Je suis d'accord avec toi quand tu dis que tu aurais du rester un an de plus avec ta grand-mère ....
Moi aussi je lisais trés jeune et je me suis un peu ennuyée jusqu'à 6ans.Mais la maîtresse du petit village ou nous habitions alors me demandait d'aider mon cousin pour son apprentissage de lecture...

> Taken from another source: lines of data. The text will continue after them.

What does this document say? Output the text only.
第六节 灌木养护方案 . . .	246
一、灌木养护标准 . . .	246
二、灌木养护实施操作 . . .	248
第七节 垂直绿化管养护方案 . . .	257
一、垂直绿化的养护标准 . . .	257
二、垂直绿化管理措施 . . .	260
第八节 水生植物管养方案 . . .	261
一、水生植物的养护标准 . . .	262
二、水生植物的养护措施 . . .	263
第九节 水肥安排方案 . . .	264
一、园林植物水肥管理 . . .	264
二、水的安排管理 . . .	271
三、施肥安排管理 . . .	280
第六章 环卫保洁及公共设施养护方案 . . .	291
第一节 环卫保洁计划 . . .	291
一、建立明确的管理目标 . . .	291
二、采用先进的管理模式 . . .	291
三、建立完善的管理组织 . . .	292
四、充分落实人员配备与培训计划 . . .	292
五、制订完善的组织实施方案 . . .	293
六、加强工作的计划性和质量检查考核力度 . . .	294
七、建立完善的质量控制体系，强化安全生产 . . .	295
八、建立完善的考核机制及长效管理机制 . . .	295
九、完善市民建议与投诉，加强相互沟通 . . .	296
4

Je suis restée dans cette école jusqu'à 9ans (année du déménagement de mes parents)J'avais aussi une enseignante spéciale.Elle faisait travailler les bons élèves, laisser les autres de côté, quitter la classe pour boire un verre dans la pièce à côté.Tous les parents connaissaient son penchant pour la bouteille , mais l'institutrice et le curé étaient les notables du village....
A 9 ans j'ai déménagé à Target et découvert un enseignant merveilleux.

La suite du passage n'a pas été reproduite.